In the mitochondrial DNA (mtDNA) of Capulus danieli, the number of A, T, G, and C bases was 4938, 6186, 2333, and 2183, respectively, constituting 31.57%, 39.55%, 14.92%, and 13.96% of the total bases. The A + T content was higher (71.12%) than the G + C content is lower (28.88%). The AT skew was −0.112, indicating a bias towards A over T, whereas the GC skew was 0.033. The length of the protein-coding gene (PCG) in Capulus danieli was 11,247 bp, with tRNA and rRNA lengths of 1439 and 2137 bp, respectively. mtDNA exhibited an AT base bias, with A + T content of 70.03%, 71.72%, and 73.04% in PCGs, tRNA, and rRNA genes, respectively. rRNA genes display the most significant bias towards A + T content (73.04%), exceeding G + C content (26.96%), with AT-skew at 0.083 and GC-skew at 0.139. Within protein-coding genes, the proportion of A bases was lower than that of T bases, with the largest difference observed in the AT base content percentages. In contrast, the difference in CG base content percentages is minimal, with AT-skew at −0.180 and GC-skew at 0.017 (Table 3). The control region segments typically exhibit a higher A + T content in mitochondrial gene sequences, making them prone to base mutations, thereby qualifying them as highly variable regions.
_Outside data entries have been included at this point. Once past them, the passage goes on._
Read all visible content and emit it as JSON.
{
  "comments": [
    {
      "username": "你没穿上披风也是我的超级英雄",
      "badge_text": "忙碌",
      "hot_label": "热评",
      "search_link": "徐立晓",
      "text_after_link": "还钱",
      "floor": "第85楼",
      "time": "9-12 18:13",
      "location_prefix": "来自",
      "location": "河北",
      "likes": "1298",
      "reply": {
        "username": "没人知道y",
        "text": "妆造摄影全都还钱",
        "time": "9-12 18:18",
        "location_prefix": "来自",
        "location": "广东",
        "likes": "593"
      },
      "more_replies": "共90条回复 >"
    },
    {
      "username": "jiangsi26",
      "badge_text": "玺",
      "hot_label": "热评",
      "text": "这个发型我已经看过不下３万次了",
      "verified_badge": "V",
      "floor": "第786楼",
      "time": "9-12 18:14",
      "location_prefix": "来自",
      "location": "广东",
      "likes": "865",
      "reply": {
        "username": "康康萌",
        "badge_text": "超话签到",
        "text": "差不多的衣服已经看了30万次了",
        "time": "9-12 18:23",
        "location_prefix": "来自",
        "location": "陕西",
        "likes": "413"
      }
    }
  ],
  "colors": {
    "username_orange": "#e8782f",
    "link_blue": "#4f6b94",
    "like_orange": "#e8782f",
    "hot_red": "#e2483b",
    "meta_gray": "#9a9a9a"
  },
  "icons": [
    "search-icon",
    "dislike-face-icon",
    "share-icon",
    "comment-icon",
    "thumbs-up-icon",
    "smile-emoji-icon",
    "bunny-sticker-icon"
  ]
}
3.3. Mitochondrial Gene Codon Usage

In total, 3755 codons were present in the protein-coding genes (PCGs) of C. danieli. Among these, the UUA (L) codon exhibited the highest frequency of usage, occurring 351 times, followed by the relatively high-frequency UUU (F), AUU (I), and AUA (M) codons. The UAG codon was the least frequently used (Table 4). Analysis of the relative synonymous codon usage (RSCU) values for C. danieli revealed that TTA, TCT, CCT, and GCT were the top four preferred codons (Figure 3).
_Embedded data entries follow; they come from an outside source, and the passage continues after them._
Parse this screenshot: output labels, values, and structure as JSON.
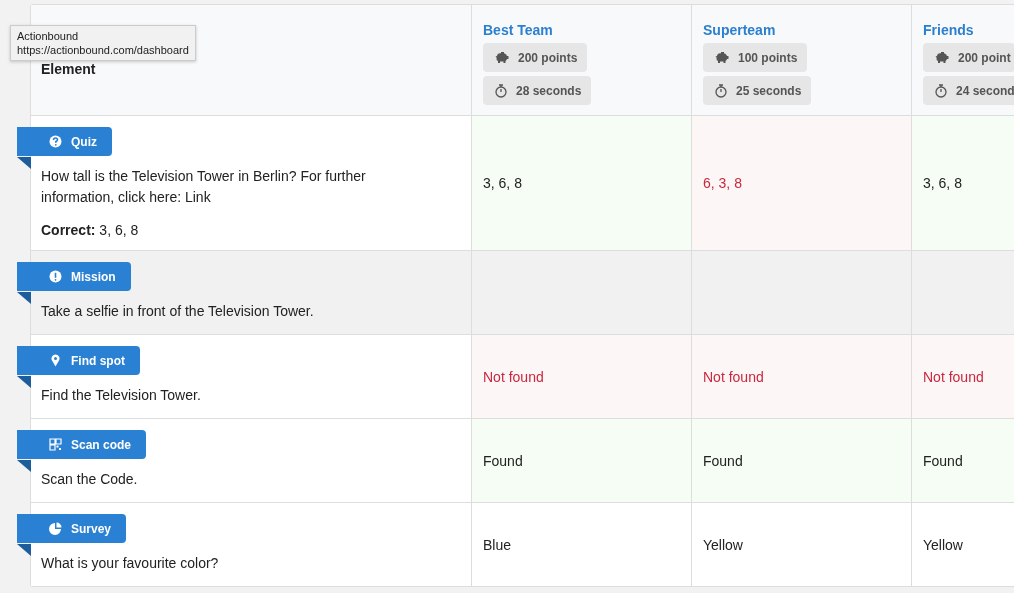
{
  "tooltip": {
    "title": "Actionbound",
    "url": "https://actionbound.com/dashboard"
  },
  "table": {
    "element_heading": "Element",
    "teams": [
      {
        "name": "Best Team",
        "points": "200 points",
        "time": "28 seconds"
      },
      {
        "name": "Superteam",
        "points": "100 points",
        "time": "25 seconds"
      },
      {
        "name": "Friends",
        "points": "200 point",
        "time": "24 second"
      }
    ],
    "rows": [
      {
        "kind": "quiz",
        "label": "Quiz",
        "text": "How tall is the Television Tower in Berlin? For further information, click here: Link",
        "correct": "**Correct:** 3, 6, 8",
        "pending": false,
        "results": [
          {
            "value": "3, 6, 8",
            "correct": true
          },
          {
            "value": "6, 3, 8",
            "correct": false
          },
          {
            "value": "3, 6, 8",
            "correct": true
          }
        ]
      },
      {
        "kind": "mission",
        "label": "Mission",
        "text": "Take a selfie in front of the Television Tower.",
        "pending": true
      },
      {
        "kind": "spot",
        "label": "Find spot",
        "text": "Find the Television Tower.",
        "pending": false,
        "results": [
          {
            "value": "Not found",
            "correct": false
          },
          {
            "value": "Not found",
            "correct": false
          },
          {
            "value": "Not found",
            "correct": false
          }
        ]
      },
      {
        "kind": "code",
        "label": "Scan code",
        "text": "Scan the Code.",
        "pending": false,
        "results": [
          {
            "value": "Found",
            "correct": true
          },
          {
            "value": "Found",
            "correct": true
          },
          {
            "value": "Found",
            "correct": true
          }
        ]
      },
      {
        "kind": "survey",
        "label": "Survey",
        "text": "What is your favourite color?",
        "pending": false,
        "results": [
          {
            "value": "Blue"
          },
          {
            "value": "Yellow"
          },
          {
            "value": "Yellow"
          }
        ]
      }
    ]
  }
}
3.4. Selection Pressure Analysis

The Ka/Ks values for the 13 PCGs in Capulus danieli were below one (Figure 4), indicating that all 13 PCGs were subjected to purifying selection. As shown in Figure 4, the Ka value of cox1 was the lowest (0.002), whereas that of ND2 was the highest (0.256). Conversely, the Ks value of cox1 was the highest (11.49), whereas that of ND4L was the lowest (3.288). Although there were variations in the Ka and Ks values among the 13 PCGs, all Ka/Ks values were less than 1, with ND2 exhibiting the highest Ka/Ks value (0.055) and cox1 showing the lowest Ka/Ks value (Ka/Ks = 0.002). This indicated that atp8 had the highest evolutionary rate under purifying selection pressure, followed by ND4L (Ka/Ks = 0.042). Conversely, cox1 had the slowest evolutionary rate, suggesting that it was the most conserved during evolution.

3.5. Mitochondrial Dna Microsatellites

Microsatellites, also known as simple sequence repeats (SSRs), arise from DNA slippage and misalignment during DNA replication or repair or from unequal exchange between sister chromatids during mitosis or meiosis. These short, repetitive sequences are valuable for species-specific identification.
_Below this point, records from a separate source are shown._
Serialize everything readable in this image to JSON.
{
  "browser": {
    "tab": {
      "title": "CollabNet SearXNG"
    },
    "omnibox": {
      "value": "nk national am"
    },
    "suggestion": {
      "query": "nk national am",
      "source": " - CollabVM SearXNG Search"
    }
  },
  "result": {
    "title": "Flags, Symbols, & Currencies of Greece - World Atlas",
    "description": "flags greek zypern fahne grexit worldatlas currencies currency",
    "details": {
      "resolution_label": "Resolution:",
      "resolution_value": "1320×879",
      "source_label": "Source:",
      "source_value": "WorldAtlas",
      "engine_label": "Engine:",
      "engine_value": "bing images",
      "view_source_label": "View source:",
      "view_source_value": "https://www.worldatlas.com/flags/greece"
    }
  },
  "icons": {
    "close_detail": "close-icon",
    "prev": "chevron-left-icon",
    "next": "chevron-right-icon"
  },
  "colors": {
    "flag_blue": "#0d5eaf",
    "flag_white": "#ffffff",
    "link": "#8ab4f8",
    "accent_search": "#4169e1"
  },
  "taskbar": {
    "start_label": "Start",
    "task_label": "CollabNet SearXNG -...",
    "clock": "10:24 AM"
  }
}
In this study, three SSRs were identified in the mitochondrial genome of Capulus danieli (Table 5). All these SSRs consist of single nucleotide repeats and belong to the A/T motif type.

3.6. Phylogenetic Relationship

The Bayesian inference (BI) method was used to build a tree of 13 PCGs sequences from 25 species, of which two species, Chlamys farreri and Mizuhopecten yessoensis, were used as outgroups (Figure 5). The phylogenetic tree contained 13 families, each of which formed a monophyletic branch. Previous studies have demonstrated that this is reasonable [30,31,32]. The posterior probability value of most branches was one, and the overall topology was stable. From the overall perspective of the phylogenetic tree, the following evolutionary relationships were observed: (Neritimorpha + Patellogastropoda) + Vetigastropoda + Caenogastropoda). From the phylogenetic relationship of gastropoda, it could be seen that Haliotidae in Vetigastropoda was located in the basal position of the phylogenetic tree and was the earliest branch of the Limpet-like shell. The gastropods that appeared after this were mainly divided into two major branches: (Neritimorpha + Patellogastropoda) and Caenogastropoda. Capulus danieli has the closest genetic relationship with Ficus, which also belongs to the Littorinimorph. Capulus danieli had a distant phylogenetic relationship with the limpet-like shell species Neritimorpha,Patellogastropoda, and Caenogastropoda, and was not within the same major branch. A Limpet-like shell appeared in multiple branches of the phylogenetic tree, indicating that it has evolved independently several times in Gastropoda. Statistically, limpet-like shells occur in at least 54 families of gastropods [17].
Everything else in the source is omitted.